Specifically, the guidance states that:

  • the business is eligible to apply for a PPP loan regardless of the change in ownership, provided it meets other eligibility criteria;
  • the business is eligible even if the change results in the assignment of a new tax ID number and even if the acquiring business was formed after February 15th, 2020;
  • the acquiring business could rely on the historic payroll costs and headcount of the pre-existing business (unless the pre-existing company had already applied for and received a PPP loan), provided pre-sale operations were maintained.

See Paycheck Protection Program Loans, FAQ #38.

While this guidance is welcome news for buyers who acquired, or intend to acquire, existing companies prior to the target company receiving PPP loan proceeds, this presents an interesting result when considering that, per SOP 50 57 and SBA Procedural Notice 5000-19009, changes to ownership of a Borrower within twelve (12) months of final disbursement of an existing SBA 7(a) loan require SBA’s prior approval. 

So, the result of the CARES Act and the additional PPP guidance may be that a buyer seeking to acquire an existing company that has already received PPP loan proceeds may not be able to do so within the first 12 months after receiving the PPP loan (unless forgiven or paid in full) without SBA’s prior approval.
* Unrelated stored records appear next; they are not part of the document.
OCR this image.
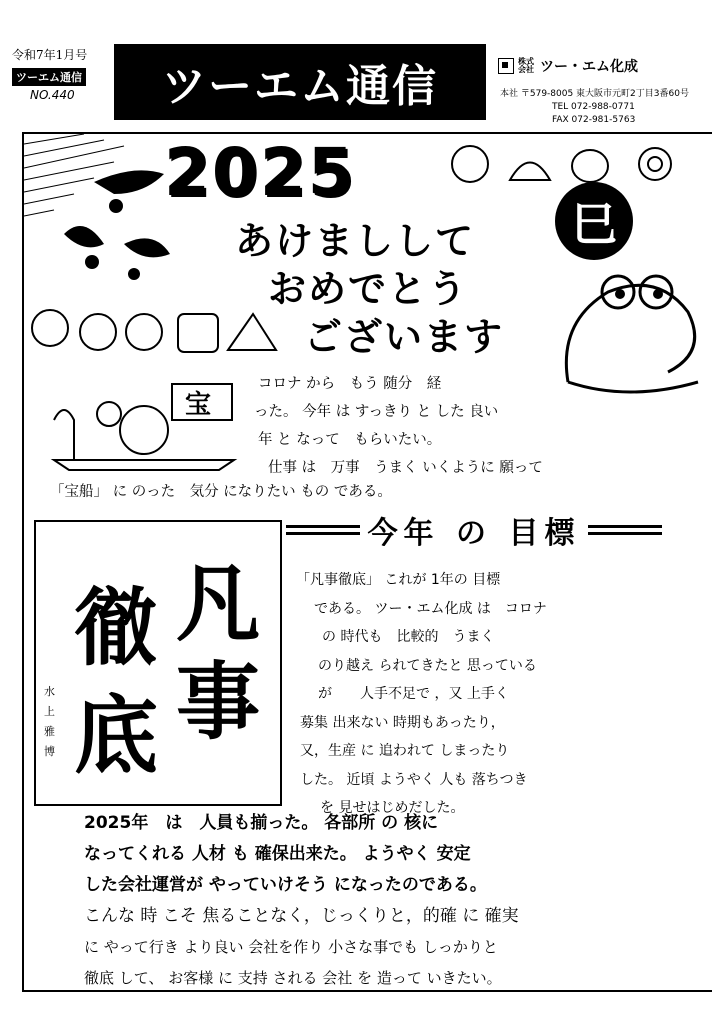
令和7年1月号
ツーエム通信
NO.440	ツーエム通信	株式会社 ツー・エム化成
本社 〒579-8005 東大阪市元町2丁目3番60号
TEL 072-988-0771
FAX 072-981-5763
2025
あけましして
おめでとう
ございます
巳
宝
コロナ から　もう 随分　経
った。 今年 は すっきり と した 良い
年 と なって　もらいたい。
仕事 は　万事　うまく いくように 願って
「宝船」 に のった　気分 になりたい もの である。
今年 の 目標
凡
事
徹
底
水上雅博
「凡事徹底」 これが 1年の 目標
である。 ツー・エム化成 は　コロナ
の 時代も　比較的　うまく
のり越え られてきたと 思っている
が　　人手不足で ，又 上手く
募集 出来ない 時期もあったり，
又，生産 に 追われて しまったり
した。 近頃 ようやく 人も 落ちつき
を 見せはじめだした。
2025年　は　人員も揃った。 各部所 の 核に
なってくれる 人材 も 確保出来た。 ようやく 安定
した会社運営が やっていけそう になったのである。
こんな 時 こそ 焦ることなく，じっくりと，的確 に 確実
に やって行き より良い 会社を作り 小さな事でも しっかりと
徹底 して、 お客様 に 支持 される 会社 を 造って いきたい。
Lenders, Borrowers, and prospective business buyers  should beware of the potential chilling effect of this guidance on future business sales of companies that have received loan proceeds under the Paycheck Protection Program, absent additional guidance from SBA and the Department of Treasury. 

Additionally, for businesses that have obtained PPP loans or will obtain PPP loans prior to completing a change of ownership, best practices may dictate that the business receive forgiveness or repay any unforgiven amounts prior to the change of ownership in order to avoid any conflict with the SBA regulations requiring SBA’s consent.